Как становится ясно из мемуаров того времени, салон Аренсбергов сам по себе являлся пространством не только для собраний всех, кто так или иначе был причастен к авангардным экспериментам, но и для буйных вечеринок и открытого сексуального флирта (по всем свидетельствам, гетеросексуального толка). Мина Лой так описывала царившую там атмосферу: «под воздействием таинственных коктейлей, магически расширявших границы их вселенной, [у Аренсбергов] эти блистающие остроумием модернисты представали в необычном свете: мужчины, напористо увещевая “современных” женщин, увлекали их в гнёздышки своей опутывающей по рукам и ногам похоти, сокрушая их “назавтра” в сужающихся зрачках своих блуждающих глаз». И не будем забывать об упоминавшихся Габриэль Бюффе-Пикабиа «вакханалиях опьянения и всех остальных эксцессов», в которых Дюшан, вхожий в круг Аренсбергов, принимал активное участие87.

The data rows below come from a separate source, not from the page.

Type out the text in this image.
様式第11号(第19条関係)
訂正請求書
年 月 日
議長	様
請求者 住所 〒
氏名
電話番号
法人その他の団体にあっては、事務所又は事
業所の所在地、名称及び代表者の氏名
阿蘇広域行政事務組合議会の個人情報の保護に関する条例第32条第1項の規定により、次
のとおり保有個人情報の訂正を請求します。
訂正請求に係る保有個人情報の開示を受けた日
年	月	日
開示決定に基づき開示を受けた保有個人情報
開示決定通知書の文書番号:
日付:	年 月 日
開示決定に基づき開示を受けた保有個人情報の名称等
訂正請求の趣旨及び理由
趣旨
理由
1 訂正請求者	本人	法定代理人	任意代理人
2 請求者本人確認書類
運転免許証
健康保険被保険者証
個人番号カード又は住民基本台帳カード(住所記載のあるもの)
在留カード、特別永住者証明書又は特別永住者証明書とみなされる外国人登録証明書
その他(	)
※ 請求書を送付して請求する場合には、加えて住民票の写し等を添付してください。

В итоге Гринвич-Виллидж в 1910-x годах была эдаким рассадником сначала спонтанной, а затем – все более расчётливой и коммодифицированной «богемной» деятельности и самоперформанса. Широко известные рассказы о подвигах баронессы, встречающиеся в хрониках «Деревни», призваны поместить её в этот контекст, однако многочисленные трансгрессии – и скитальческое, действительно нищенское существование Эльзы (в отличие от многих представителей богемы, полагавшихся на поддержку семьи или выманенные у туристов доллары), – делают такое включение проблематичным. Иными словами, за ярлыком «эксцентрика», который навешивается на неё под влиянием этих историй, скрывается нечто большее. Несколько конкретных примеров помогут нам прояснить, как пространственные практики баронессы обусловили иррациональные стороны жизни города и его авангардистских течений – и одновременно реагировали на них, – тогда как иные, более коммерциализированные типы богемного поведения в конечном итоге эти аспекты скорее сублимировали.